Students in the self-monitoring treatment who made an error, but did not get to
monitor ProJo make a similar error, were likely to make a similar error on the
post-test. These tentative results suggest a practical hypothesis that if a
student gets a problem right, then the student should solve another problem on
their own. If the student gets a problem wrong, have them monitor an agent. A
more sophisticated version of ProJo could be designed where the system makes
real-time decision to have the student monitor an incorrect ProJo, a correct
ProJo, or simply continue working on their own.
The studies provided initial evidence that
self-other treatment using a TBO ProJo may be an effective way to help students
develop self-monitoring skills and learn better. The studies were short in
duration and used only mental math techniques as the content. The studies were
designed to see if there were any short-term effects of self-other monitoring.

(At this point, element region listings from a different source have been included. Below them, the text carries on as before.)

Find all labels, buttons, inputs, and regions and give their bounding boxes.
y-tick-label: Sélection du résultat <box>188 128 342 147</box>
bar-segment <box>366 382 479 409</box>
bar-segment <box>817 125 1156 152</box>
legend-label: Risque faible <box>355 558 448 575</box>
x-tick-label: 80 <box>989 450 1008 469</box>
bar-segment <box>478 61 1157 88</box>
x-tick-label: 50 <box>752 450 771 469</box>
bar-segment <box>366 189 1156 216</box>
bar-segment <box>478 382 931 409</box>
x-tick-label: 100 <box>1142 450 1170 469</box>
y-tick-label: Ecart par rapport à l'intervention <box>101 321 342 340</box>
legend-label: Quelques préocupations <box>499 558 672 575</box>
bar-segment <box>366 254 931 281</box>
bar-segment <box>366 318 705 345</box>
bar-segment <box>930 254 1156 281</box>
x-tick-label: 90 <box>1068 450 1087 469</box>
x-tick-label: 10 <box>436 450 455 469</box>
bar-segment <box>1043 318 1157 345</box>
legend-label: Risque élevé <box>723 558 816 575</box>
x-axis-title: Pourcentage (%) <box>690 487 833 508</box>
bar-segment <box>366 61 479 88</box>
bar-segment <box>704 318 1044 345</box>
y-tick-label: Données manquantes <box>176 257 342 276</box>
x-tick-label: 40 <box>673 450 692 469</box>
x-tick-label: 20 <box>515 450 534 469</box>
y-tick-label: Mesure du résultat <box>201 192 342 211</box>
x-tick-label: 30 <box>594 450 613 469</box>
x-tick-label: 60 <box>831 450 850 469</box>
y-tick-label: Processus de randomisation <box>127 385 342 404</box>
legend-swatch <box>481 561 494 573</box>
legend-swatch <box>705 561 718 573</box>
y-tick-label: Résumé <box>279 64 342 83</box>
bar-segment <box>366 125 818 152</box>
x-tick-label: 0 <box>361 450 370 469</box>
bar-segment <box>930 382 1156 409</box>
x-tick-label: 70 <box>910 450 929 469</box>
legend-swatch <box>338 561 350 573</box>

A larger intervention that lasts several months could determine if more
sustained practice at monitoring over several topics would lead to stronger
effects and improved learning.
The present measures of Slow-Error effect
and Late-Gain effect fall short in determining whether the students were
monitoring or just copying behavior. Nevertheless, the short duration and small
sample studies did provide a template for larger more ambitious studies, and
the results appeared to indicate that self-other monitoring a computer agent
was changing behavior in ways that merits follow up.
Discussion
The pedagogical agent ProJo, which was a
learning environment used to train students to self-correct by monitoring the
agent make mistakes. ProJo helped students learn to monitor by explicitly
displaying the reasoning during calculation. Children found it relatively
natural to catch agent’s errors, more so than their own. ProJo provided a
testing ground to practice monitoring.
ProJo was also an environment where self-other monitoring could be
compared directly to self-monitoring. Some promissory evidence showed that
self-other monitoring could be an effective way to develop metacognitive
skills. The present measures fall short in determining whether the students are
monitoring or just copying behavior. Nevertheless, the short duration and small
sample studies did provide a template for larger more ambitious studies.